Friday, 4 July 2014

Locked Out!

No… not out of the boat!  After completing both the Delph and Stourbridge flights of locks (total 24) we’re both slightly pooped….

Actually we didn’t start cruising until just on 11.00am because we made a trip by foot to the nearby Merry Hill retail park.  It looks to be a combination of old and new complexes with the more modern being constructed and owned by Westfields.  Damned Aussie developers… can’t get away from them!  The Delph flight of 8 locks arrived very shortly after we untied the ropes.  Jan locked Waiouru down and in between I went forward to set up the next lock.  With our luck every lock was against us.

Delph Locks

The flight looked as if it might be low on water so we carefully managed the locks to ensure little was wasted on the way down. 

On reaching Leys Junction we turned left and moored on the lock landing to have a late lunch.  The top lock was empty and immediately we suspected all the locks would again be against us.

Looking back with the Fens Branch to the left and the Stourbridge Canal to the right

Our lucky day arrived when I went forward to fill the top lock only to see a boat coming up in the lock below. Hurrah….. all the locks will be full!  Spoke too soon.  The locks on the Stourbridge flight leak BADLY.  Despite the boat coming up we found all the locks had leaked until they were empty.

At Lock 3 Jan noticed the pub on the towpath side.  Well it’s more likely she noticed the man with the rather attractive looking cold beer sitting on the bench table outside the pub.

No time to think of that….. there’s another 13 locks to be done!  At lock 9 we picked up an unofficial helper complete with his own windlass and handcuff key.  John told Jan he has applied to be a CRT volunteer lock keeper and is waiting to hear if he has been accepted.  He certainly knew the peculiarities of the individual locks in the flight.

At Lock 9 there were great views across the valley.  The adjacent cottage also looked interesting, along with the old bottle kiln.

Locks 9 & 10 weren’t a staircase but they are very close together.  The pound looks to be about 3 metres long.

Looking back with Waiouru now in lock 10.

There was a very attractive shop between locks 10 and 11.

An ice cream would have gone down rather swiftly at this point in the flight!  Below lock 11 there appears to be either a small boatyard or moorings.  I can’t say I’d like a mooring halfway in a flight of locks.

Moorings in the pound to the left of the large shed.  That brick kiln didn’t appear to be getting any closer.  It was at the next lock that I skinned my shin one one of those new square timber bollards.  Perhaps CRT could paint them white so they are more obvious <gets out popcorn and waits for boaters comments on timber bollards>. 

The brick kiln was actually in the next pound along with a boat carrying a very common name.

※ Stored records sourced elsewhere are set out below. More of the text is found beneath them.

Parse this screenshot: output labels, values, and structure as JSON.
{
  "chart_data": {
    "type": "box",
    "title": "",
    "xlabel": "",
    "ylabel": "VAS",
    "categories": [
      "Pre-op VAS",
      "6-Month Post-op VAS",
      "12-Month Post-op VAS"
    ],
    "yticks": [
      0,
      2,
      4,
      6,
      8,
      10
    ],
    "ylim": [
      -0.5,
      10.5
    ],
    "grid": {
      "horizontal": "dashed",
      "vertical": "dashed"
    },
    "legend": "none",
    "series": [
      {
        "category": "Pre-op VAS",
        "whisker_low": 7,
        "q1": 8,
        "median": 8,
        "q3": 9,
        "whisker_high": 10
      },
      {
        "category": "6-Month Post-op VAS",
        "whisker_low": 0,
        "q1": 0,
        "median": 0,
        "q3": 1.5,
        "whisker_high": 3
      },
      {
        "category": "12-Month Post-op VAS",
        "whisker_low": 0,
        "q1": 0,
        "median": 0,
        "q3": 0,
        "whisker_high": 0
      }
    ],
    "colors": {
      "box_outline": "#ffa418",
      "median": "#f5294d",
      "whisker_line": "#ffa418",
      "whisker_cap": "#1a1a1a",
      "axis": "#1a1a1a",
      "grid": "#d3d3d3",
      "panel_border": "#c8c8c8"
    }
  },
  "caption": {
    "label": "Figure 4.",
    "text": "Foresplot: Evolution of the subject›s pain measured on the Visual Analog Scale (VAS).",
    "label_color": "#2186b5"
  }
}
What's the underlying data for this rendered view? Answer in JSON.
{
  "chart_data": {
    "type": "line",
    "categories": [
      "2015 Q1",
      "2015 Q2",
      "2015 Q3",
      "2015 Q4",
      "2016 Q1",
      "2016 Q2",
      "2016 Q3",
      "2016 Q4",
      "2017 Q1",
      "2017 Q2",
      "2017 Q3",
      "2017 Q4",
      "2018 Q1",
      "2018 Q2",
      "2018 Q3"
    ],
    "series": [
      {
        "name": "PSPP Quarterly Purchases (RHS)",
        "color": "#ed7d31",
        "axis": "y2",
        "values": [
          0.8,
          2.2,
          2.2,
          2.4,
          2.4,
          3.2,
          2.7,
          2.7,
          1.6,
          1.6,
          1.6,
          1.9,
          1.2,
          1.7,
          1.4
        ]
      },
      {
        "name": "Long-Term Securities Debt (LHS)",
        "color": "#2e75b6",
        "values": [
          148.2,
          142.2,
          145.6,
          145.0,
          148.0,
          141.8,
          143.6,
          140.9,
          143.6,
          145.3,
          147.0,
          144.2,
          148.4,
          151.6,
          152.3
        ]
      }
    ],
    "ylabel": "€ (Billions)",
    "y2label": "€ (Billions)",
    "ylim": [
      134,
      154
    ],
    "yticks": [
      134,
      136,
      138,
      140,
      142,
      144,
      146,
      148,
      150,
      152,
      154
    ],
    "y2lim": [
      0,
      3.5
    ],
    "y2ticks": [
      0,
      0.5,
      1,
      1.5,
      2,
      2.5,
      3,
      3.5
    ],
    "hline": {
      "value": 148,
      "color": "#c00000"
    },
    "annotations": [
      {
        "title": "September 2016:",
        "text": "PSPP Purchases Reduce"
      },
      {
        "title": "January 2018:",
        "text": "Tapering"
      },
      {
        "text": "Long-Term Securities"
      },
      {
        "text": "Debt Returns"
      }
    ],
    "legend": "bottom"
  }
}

Sorry James & Doug… couldn’t help it!

Lock 15 had a great view across the valley.  There is a park to it’s right which appeared to be popular with the local residents.

Wordsley Junction is immediately after lock 16 (bottom of the flight).  We turned left onto the Stourbridge Town Arm and cruised to the end to top up the water tank and moor for the night.  We will return to Wordsley Junction tomorrow and then turn left towards the Staffs & Worcs Canal.